Pengacara korban, Y. Yogitarius A. Yamin, menjelaskan bahwa kehadiran kliennya di Polsek Tanjungkarang Timur merupakan bentuk kooperatif dalam memenuhi undangan penyidik. “Hari ini klien kami hadir didampingi oleh orang tuanya untuk memenuhi panggilan dari Polsek Tanjungkarang Timur. Kedatangan ini untuk melengkapi P19 berdasarkan petunjuk Jaksa Penuntut Umum,” ujar Yamin.
Dalam kesempatan tersebut, pihak korban juga menyerahkan satu unit sepeda motor sebagai barang bukti yang digunakan saat terjadinya peristiwa penganiayaan. Namun, pihak tersangka belum menyerahkan kendaraan miliknya yang diduga berkaitan dengan kejadian tersebut.
Kapolsek Tanjungkarang Timur Kompol Kurmen Rubiyanto menyatakan bahwa penyidik akan terus melengkapi berkas perkara sesuai petunjuk JPU agar proses hukum dapat berjalan sesuai ketentuan yang berlaku. “Kami akan memastikan bahwa proses hukum ini berjalan dengan transparan dan adil,” kata Kompol Kurmen.
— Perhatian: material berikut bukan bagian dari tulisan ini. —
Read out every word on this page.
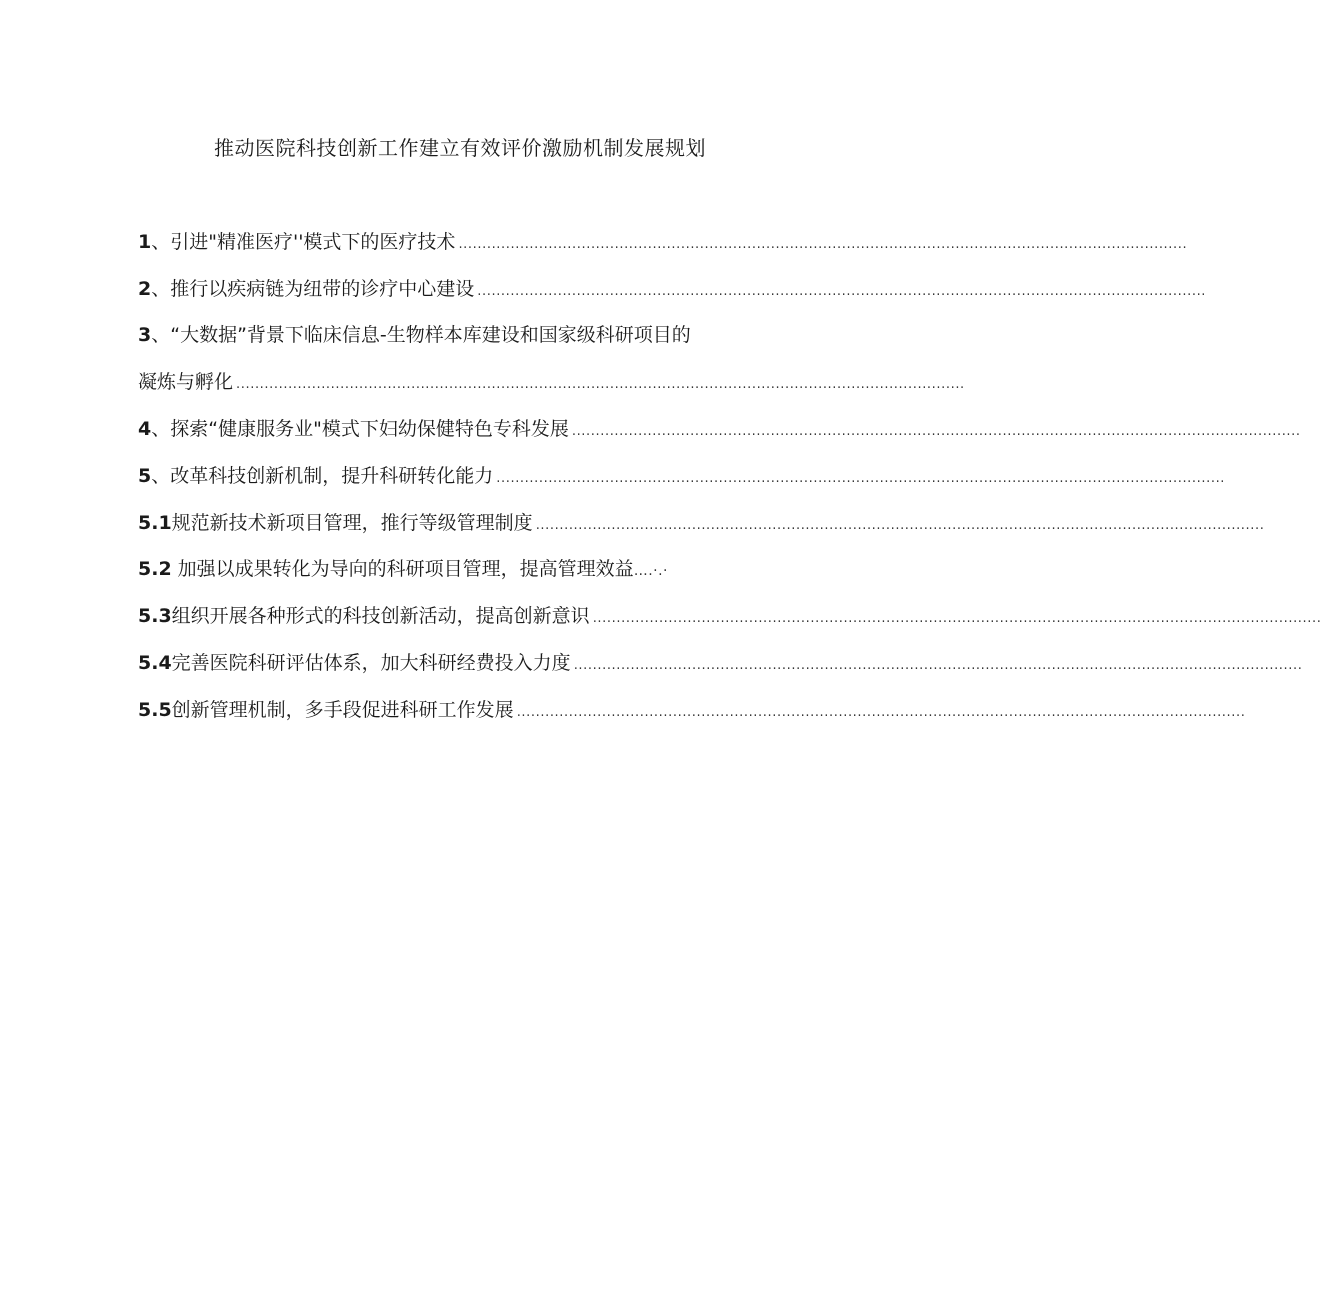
推动医院科技创新工作建立有效评价激励机制发展规划
1 、 引进"精准医疗''模式下的医疗技术 ..........................................................................................................................................................
2 、 推行以疾病链为纽带的诊疗中心建设 ..........................................................................................................................................................
3 、 “大数据”背景下临床信息-生物样本库建设和国家级科研项目的
凝炼与孵化 ..........................................................................................................................................................
4 、 探索“健康服务业"模式下妇幼保健特色专科发展 ..........................................................................................................................................................
5 、 改革科技创新机制，提升科研转化能力 ..........................................................................................................................................................
5.1 规范新技术新项目管理，推行等级管理制度 ..........................................................................................................................................................
5.2 加强以成果转化为导向的科研项目管理，提高管理效益 ….·.·
5.3 组织开展各种形式的科技创新活动，提高创新意识 ..........................................................................................................................................................
5.4 完善医院科研评估体系，加大科研经费投入力度 ..........................................................................................................................................................
5.5 创新管理机制，多手段促进科研工作发展 ..........................................................................................................................................................
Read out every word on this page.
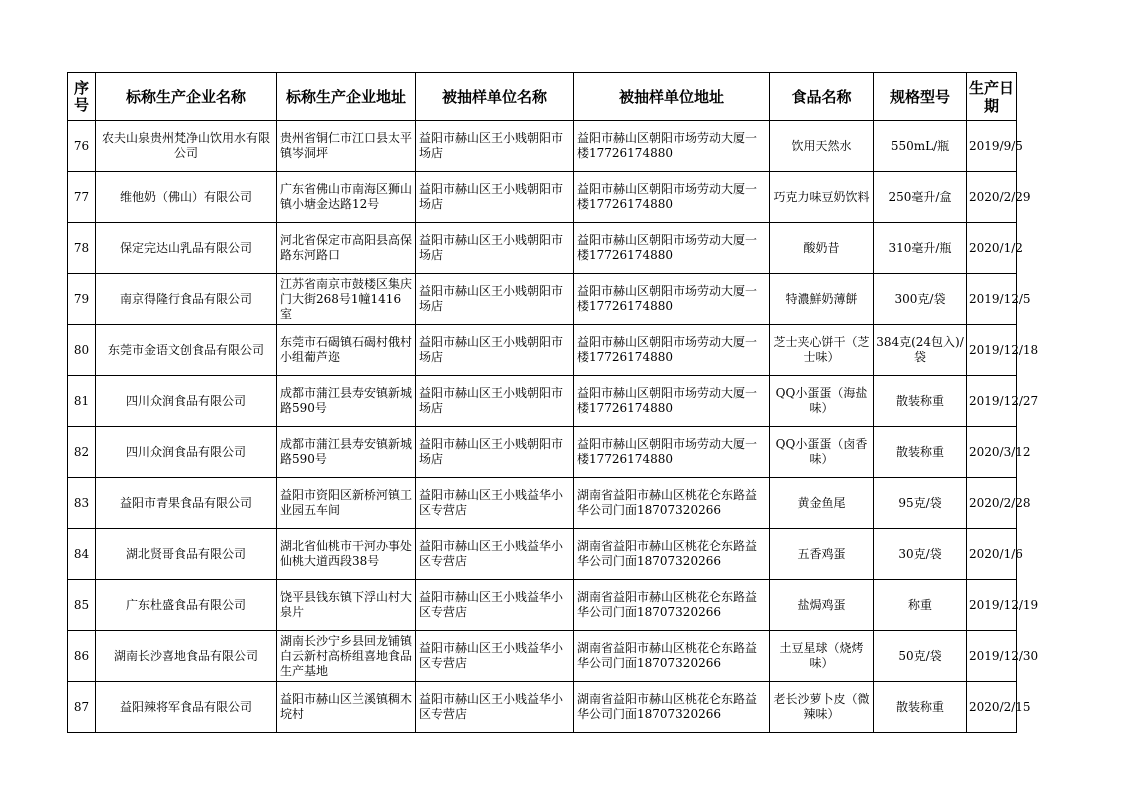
序号	标称生产企业名称	标称生产企业地址	被抽样单位名称	被抽样单位地址	食品名称	规格型号	生产日期
76	农夫山泉贵州梵净山饮用水有限公司	贵州省铜仁市江口县太平镇岑洞坪	益阳市赫山区王小贱朝阳市场店	益阳市赫山区朝阳市场劳动大厦一楼17726174880	饮用天然水	550mL/瓶	2019/9/5
77	维他奶（佛山）有限公司	广东省佛山市南海区狮山镇小塘金达路12号	益阳市赫山区王小贱朝阳市场店	益阳市赫山区朝阳市场劳动大厦一楼17726174880	巧克力味豆奶饮料	250毫升/盒	2020/2/29
78	保定完达山乳品有限公司	河北省保定市高阳县高保路东河路口	益阳市赫山区王小贱朝阳市场店	益阳市赫山区朝阳市场劳动大厦一楼17726174880	酸奶昔	310毫升/瓶	2020/1/2
79	南京得隆行食品有限公司	江苏省南京市鼓楼区集庆门大街268号1幢1416室	益阳市赫山区王小贱朝阳市场店	益阳市赫山区朝阳市场劳动大厦一楼17726174880	特濃鮮奶薄餅	300克/袋	2019/12/5
80	东莞市金语文创食品有限公司	东莞市石碣镇石碣村俄村小组葡芦迩	益阳市赫山区王小贱朝阳市场店	益阳市赫山区朝阳市场劳动大厦一楼17726174880	芝士夹心饼干（芝士味）	384克(24包入)/袋	2019/12/18
81	四川众润食品有限公司	成都市蒲江县寿安镇新城路590号	益阳市赫山区王小贱朝阳市场店	益阳市赫山区朝阳市场劳动大厦一楼17726174880	QQ小蛋蛋（海盐味）	散装称重	2019/12/27
82	四川众润食品有限公司	成都市蒲江县寿安镇新城路590号	益阳市赫山区王小贱朝阳市场店	益阳市赫山区朝阳市场劳动大厦一楼17726174880	QQ小蛋蛋（卤香味）	散装称重	2020/3/12
83	益阳市青果食品有限公司	益阳市资阳区新桥河镇工业园五车间	益阳市赫山区王小贱益华小区专营店	湖南省益阳市赫山区桃花仑东路益华公司门面18707320266	黄金鱼尾	95克/袋	2020/2/28
84	湖北贤哥食品有限公司	湖北省仙桃市干河办事处仙桃大道西段38号	益阳市赫山区王小贱益华小区专营店	湖南省益阳市赫山区桃花仑东路益华公司门面18707320266	五香鸡蛋	30克/袋	2020/1/6
85	广东杜盛食品有限公司	饶平县钱东镇下浮山村大泉片	益阳市赫山区王小贱益华小区专营店	湖南省益阳市赫山区桃花仑东路益华公司门面18707320266	盐焗鸡蛋	称重	2019/12/19
86	湖南长沙喜地食品有限公司	湖南长沙宁乡县回龙铺镇白云新村高桥组喜地食品生产基地	益阳市赫山区王小贱益华小区专营店	湖南省益阳市赫山区桃花仑东路益华公司门面18707320266	土豆星球（烧烤味）	50克/袋	2019/12/30
87	益阳辣将军食品有限公司	益阳市赫山区兰溪镇稠木垸村	益阳市赫山区王小贱益华小区专营店	湖南省益阳市赫山区桃花仑东路益华公司门面18707320266	老长沙萝卜皮（微辣味）	散装称重	2020/2/15
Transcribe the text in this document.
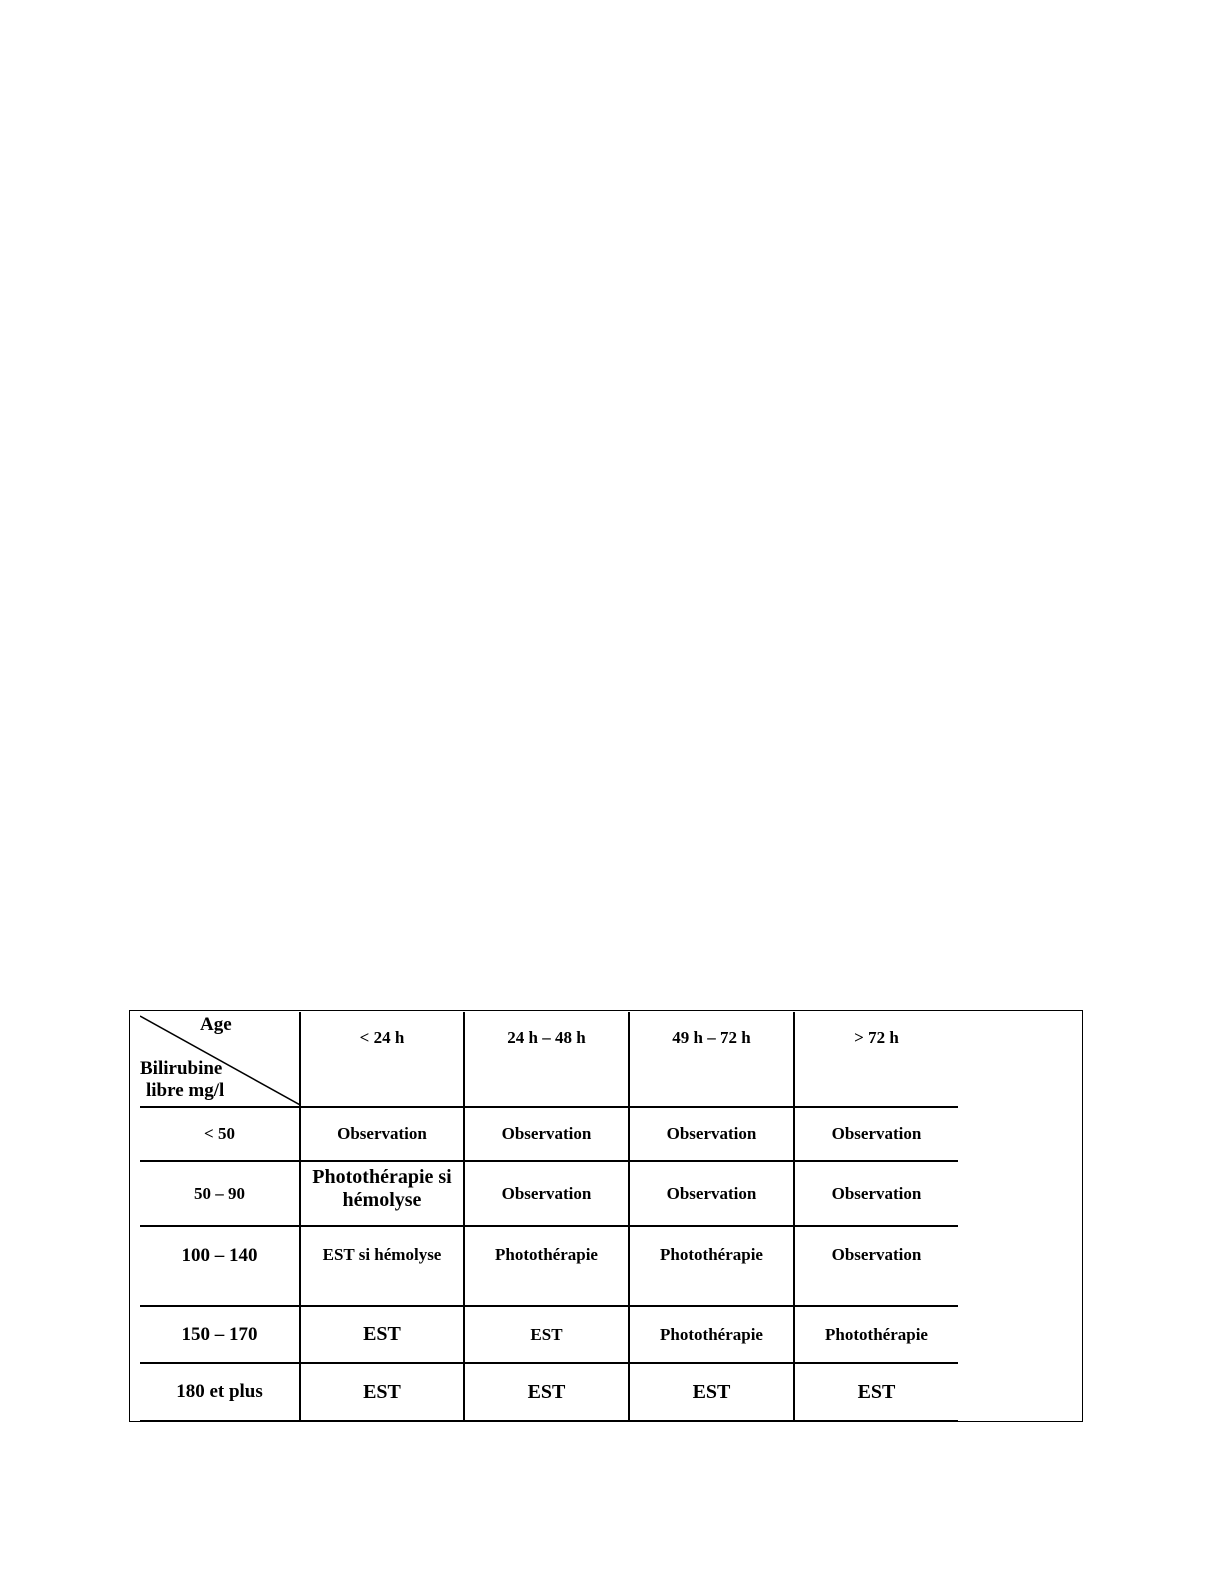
Age
Bilirubine
libre mg/l	< 24 h	24 h – 48 h	49 h – 72 h	> 72 h
< 50	Observation	Observation	Observation	Observation
50 – 90	Photothérapie si hémolyse	Observation	Observation	Observation
100 – 140	EST si hémolyse	Photothérapie	Photothérapie	Observation
150 – 170	EST	EST	Photothérapie	Photothérapie
180 et plus	EST	EST	EST	EST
Sementara itu, tersangka Handi Sutanto dan kuasa hukumnya belum memberikan keterangan terkait kasus ini. Mereka hanya meminta agar media menanyakan langsung kepada penyidik.
Proses hukum ini masih berlanjut dan diharapkan dapat memberikan keadilan bagi korban dan keluarganya. (*Red)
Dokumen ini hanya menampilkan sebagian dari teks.